A new batch of documents leaked by former NSA contractor Edward Snowden has shown that the CIA tried for years to break Apple's encryption.

Besides Apple, Microsoft was also a target, and a story published on The Intercept suggests that CIA specialists might be able to break into BitLocker, the Microsoft software which encrypts hard drives.

At an agent-only conference in 2010, CIA officials talked about how it is possible to extract private encryption keys from a special security chip – Trusted Platform Module (TPM).

The TPM is necessary in order to use BitLocker, and keys could be extracted from it by “measuring electromagnetic signals emanating from the TPM.”

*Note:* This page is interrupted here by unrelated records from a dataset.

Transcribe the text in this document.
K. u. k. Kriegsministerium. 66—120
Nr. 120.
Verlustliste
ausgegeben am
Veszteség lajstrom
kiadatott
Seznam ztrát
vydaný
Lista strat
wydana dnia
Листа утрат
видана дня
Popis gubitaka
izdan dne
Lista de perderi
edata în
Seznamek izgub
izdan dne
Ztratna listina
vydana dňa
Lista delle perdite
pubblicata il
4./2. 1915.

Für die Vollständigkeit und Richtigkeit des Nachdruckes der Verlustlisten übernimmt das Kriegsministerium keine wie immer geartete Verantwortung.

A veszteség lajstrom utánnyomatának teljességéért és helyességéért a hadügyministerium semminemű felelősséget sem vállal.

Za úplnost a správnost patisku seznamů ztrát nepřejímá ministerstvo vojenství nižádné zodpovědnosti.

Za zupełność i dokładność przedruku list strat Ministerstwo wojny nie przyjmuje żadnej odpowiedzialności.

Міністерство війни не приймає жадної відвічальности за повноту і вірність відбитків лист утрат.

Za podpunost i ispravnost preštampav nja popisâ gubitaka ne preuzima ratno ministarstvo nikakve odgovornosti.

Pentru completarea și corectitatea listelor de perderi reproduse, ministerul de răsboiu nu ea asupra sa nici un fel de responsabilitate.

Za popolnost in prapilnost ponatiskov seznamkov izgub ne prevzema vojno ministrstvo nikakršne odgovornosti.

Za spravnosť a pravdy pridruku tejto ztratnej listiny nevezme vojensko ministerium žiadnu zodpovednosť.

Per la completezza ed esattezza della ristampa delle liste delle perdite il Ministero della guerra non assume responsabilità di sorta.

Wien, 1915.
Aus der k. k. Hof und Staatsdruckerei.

With this technique, spies use sensors or other devices to study the power consumption of a chip while it encrypts and decrypts information to extract the keys from it.

Motherboard took the time to speak to a couple of security experts, and none of them seemed too surprised about the new discovery.

"This new research means that if I can put a sensor next to the laptop, now all of a sudden I can extract the keys without damaging it,” Kenneth Ray, a former Microsoft engineer who was BitLocker’s architect from 2005 to 2007.

“This is a tiny bit alarming because now you can attack a TPM without there being any evidence that you did so.”

Peter Biddle, another former Microsoft engineer who led the BitLocker team before its launch in 2005, is also not surprised.

“We were partnering with people and doing it ourselves 10 years ago,” Biddle told Motherboard.

Microsoft declined to comment on the story.